Twitch, one of the top live-streaming platforms active today, had a streamer suggest based on audience interaction figures that somewhere around 80% of the top 500 streamers were artificially inflating their viewcounts with bot viewers. Archive of our Own, a popular fanfiction website, is struggling to strike a balance between requiring an account, which reduces interaction, and allowing anonymous AI reviews, seeing as the current surge of AI reviews are often incredibly critical and negative (the exact logic to this is yet to be puzzled out). Spotify has been accused of using AI to generate muzak, as playlist filler, but bots are also accused of artificially boosting the ‘listens’ there, and X, BlueSky, Instagram, et cetera are rife with bots trying to sell things, trying to scam people, trying to boost interaction numbers, flaming, and more.
So, the bots are everywhere. The bots are getting better and better at pretending to be human with generative AI on their side, to the point that real people are effectively failing the Turing test even when they ‘know’ their conversation partner is a bot. The bots are counted as people by most view metrics on most view-powered sites.
Why are we doing this?
Each individual system is benefited by AI for their particular scheme. Advertisers hate bot viewers because those cost them views but are not potential sales, but the bot viewers boost the revenue of the streamers and Instagram influencers. Conversely, relatively unmoderated comment sections are perfect spots for bot commentors to leave links in the hopes someone will click it, something the streamers et al. hate! The real Spotify artists hate the bot music, as the bot music means Spotify doesn’t have to pay a real artist for streams, and Spotify hates the bot listeners because it makes them pay out anyway.

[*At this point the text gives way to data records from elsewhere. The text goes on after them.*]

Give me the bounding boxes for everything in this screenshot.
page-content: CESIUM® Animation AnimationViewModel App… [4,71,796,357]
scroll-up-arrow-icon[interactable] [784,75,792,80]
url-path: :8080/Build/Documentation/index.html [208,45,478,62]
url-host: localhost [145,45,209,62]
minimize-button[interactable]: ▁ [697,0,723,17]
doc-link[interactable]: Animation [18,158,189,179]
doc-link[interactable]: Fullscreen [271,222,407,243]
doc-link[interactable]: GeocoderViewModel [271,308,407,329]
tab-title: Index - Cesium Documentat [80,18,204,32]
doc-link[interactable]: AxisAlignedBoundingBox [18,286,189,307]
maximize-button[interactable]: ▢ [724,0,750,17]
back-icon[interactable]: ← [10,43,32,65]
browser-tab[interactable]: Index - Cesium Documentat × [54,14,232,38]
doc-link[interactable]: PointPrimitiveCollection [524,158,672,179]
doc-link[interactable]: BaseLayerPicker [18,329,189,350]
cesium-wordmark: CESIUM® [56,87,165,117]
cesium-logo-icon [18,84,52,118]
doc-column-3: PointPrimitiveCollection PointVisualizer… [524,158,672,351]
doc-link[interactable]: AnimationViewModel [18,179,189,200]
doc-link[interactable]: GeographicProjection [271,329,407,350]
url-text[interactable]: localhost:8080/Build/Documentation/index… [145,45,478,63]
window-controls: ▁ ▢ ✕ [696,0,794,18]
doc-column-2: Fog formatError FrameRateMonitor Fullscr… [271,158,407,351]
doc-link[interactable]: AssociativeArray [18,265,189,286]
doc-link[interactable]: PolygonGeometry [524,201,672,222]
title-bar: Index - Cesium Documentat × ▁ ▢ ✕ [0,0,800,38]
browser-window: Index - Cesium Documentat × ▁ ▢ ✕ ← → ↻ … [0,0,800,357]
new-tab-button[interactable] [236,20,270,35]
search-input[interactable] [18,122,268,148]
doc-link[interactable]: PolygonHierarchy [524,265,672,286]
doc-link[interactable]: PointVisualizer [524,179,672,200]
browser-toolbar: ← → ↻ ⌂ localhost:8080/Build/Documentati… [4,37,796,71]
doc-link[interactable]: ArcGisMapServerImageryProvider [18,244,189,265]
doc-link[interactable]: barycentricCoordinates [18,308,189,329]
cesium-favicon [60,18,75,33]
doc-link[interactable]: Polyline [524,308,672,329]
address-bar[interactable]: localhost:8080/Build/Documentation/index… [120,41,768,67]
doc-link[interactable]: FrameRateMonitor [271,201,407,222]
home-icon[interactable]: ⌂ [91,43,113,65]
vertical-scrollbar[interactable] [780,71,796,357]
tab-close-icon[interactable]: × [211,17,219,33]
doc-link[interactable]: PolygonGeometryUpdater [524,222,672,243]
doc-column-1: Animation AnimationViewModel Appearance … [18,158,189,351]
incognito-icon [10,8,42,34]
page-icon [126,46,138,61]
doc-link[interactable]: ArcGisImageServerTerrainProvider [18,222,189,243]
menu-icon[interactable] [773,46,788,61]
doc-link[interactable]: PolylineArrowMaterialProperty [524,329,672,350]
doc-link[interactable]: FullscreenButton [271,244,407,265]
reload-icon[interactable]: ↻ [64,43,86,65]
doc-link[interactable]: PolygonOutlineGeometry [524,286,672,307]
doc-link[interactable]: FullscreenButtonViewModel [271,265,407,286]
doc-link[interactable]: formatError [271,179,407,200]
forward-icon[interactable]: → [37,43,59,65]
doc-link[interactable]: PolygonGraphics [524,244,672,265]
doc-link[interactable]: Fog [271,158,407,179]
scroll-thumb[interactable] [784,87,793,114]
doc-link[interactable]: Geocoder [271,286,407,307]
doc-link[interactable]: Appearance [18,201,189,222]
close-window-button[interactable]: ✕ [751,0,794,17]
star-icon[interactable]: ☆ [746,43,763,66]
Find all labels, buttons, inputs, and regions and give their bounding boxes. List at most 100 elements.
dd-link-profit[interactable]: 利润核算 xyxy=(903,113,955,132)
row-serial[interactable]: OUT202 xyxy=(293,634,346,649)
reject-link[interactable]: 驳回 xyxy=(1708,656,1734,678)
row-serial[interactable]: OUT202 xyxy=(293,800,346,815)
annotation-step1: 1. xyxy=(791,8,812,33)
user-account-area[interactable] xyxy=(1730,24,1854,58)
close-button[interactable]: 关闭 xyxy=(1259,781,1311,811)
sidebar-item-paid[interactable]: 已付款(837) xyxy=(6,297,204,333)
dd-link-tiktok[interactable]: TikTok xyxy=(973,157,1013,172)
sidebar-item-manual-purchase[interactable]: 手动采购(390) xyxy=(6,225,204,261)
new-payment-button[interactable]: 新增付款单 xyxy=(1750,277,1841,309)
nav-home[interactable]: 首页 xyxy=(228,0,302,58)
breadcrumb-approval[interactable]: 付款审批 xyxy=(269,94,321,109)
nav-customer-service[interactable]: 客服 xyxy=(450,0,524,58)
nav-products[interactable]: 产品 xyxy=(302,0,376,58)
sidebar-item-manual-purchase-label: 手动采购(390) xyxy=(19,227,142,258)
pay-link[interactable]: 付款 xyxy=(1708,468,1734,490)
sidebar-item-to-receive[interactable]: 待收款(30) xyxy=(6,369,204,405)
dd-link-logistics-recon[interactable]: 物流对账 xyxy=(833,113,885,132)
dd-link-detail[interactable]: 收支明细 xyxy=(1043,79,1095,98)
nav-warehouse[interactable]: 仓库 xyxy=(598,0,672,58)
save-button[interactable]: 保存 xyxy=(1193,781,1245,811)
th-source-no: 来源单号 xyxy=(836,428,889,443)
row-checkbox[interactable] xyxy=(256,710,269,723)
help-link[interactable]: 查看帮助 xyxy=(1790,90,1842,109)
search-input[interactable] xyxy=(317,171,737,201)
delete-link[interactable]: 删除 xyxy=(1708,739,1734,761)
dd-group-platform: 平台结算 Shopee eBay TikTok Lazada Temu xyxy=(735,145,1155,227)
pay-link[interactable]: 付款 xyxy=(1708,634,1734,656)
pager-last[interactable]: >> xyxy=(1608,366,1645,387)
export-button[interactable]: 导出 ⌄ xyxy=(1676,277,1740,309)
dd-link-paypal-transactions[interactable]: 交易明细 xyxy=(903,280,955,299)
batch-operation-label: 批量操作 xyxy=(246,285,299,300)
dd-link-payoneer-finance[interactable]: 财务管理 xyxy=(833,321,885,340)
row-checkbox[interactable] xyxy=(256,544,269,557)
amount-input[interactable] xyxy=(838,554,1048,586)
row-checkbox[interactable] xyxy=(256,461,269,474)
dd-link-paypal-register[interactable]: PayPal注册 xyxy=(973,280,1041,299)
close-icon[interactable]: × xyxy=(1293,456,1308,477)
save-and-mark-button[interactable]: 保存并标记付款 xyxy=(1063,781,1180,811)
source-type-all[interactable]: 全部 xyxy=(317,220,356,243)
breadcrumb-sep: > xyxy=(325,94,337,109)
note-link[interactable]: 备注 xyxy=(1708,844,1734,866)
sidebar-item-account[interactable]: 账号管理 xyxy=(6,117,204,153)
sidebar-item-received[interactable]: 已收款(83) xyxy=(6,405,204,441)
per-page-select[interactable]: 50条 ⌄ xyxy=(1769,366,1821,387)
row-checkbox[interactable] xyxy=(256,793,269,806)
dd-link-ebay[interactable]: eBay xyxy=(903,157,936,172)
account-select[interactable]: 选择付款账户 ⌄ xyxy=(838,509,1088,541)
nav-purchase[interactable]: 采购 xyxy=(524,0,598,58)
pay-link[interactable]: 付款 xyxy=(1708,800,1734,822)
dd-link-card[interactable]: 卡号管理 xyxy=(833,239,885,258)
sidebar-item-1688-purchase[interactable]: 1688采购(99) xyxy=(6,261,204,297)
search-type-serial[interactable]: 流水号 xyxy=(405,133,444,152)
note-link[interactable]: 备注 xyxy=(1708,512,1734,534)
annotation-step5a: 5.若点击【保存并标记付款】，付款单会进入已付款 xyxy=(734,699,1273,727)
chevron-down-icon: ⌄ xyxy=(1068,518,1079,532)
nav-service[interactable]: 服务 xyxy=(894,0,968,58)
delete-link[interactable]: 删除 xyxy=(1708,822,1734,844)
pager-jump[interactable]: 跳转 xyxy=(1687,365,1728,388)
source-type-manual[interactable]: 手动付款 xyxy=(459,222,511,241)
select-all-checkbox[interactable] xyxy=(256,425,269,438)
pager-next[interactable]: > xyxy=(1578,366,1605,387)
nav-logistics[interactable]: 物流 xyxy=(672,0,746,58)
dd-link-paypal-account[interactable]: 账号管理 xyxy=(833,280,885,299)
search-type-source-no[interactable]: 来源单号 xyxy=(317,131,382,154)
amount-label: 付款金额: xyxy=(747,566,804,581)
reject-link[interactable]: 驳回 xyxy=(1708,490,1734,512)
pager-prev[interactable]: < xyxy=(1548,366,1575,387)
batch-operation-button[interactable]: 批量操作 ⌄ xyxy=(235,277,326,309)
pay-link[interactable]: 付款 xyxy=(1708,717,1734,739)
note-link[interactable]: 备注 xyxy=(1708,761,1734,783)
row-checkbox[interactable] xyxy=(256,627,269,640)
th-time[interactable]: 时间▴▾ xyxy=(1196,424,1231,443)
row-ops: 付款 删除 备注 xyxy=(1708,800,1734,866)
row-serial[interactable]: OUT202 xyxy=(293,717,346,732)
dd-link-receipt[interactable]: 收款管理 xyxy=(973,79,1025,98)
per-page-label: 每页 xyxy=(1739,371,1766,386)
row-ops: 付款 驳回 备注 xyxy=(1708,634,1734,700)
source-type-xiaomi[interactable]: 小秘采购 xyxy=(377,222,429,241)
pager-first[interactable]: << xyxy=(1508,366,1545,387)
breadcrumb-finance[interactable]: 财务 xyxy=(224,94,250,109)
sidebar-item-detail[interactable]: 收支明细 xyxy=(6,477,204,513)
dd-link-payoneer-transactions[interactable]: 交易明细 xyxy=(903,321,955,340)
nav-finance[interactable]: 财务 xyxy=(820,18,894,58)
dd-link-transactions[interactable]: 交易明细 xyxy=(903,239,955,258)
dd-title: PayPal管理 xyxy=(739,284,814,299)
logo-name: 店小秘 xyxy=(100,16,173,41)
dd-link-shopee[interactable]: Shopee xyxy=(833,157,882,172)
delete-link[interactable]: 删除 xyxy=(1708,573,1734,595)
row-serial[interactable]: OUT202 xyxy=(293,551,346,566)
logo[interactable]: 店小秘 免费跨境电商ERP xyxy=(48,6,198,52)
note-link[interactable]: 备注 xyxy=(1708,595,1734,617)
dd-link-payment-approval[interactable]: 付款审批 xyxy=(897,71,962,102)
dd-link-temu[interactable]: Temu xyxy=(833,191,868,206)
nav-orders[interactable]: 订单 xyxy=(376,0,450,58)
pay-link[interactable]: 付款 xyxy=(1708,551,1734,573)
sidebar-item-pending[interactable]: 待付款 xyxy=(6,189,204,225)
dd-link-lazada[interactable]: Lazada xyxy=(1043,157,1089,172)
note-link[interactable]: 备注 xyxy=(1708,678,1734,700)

While each individual benefits, the overall result is worse for everyone. Small artists are not sure how many people are actually listening or watching their content, and how many of those will convert to sales, large platforms are disincentivized from paying based on views, with no really good alternatives, and would-be commentors are lost in a flood of spam messages.
Even in instances where the bot is not trying to trick others into believing they’re a person, the result is still worse for everyone than real interactions would be. Companion chatbots can earn a couple of bucks off people who are desperately lonely, and while they’re not trying to steal these people away from their loved ones, they’re so convincing that it’s almost impossible for someone in that state of mind to resist them. After all, the people who are well-adjusted enough not to need an AI companion may be the target audience, but they’re not the actual audience. The actual audience are frequently people struggling socially, who may or may not have a mental illness that the bot will exacerbate into a full-blown detachment from reality.
There’s friction to fixing these problems in every direction. While view bots are bad for big business, they’re tough to pin down and weed out. Where AI-generated muzak is annoying to human artists, there’s a monetary incentive to keep it on the platform. Unless everyone can agree it all has to leave, there will be no real answer to the problem.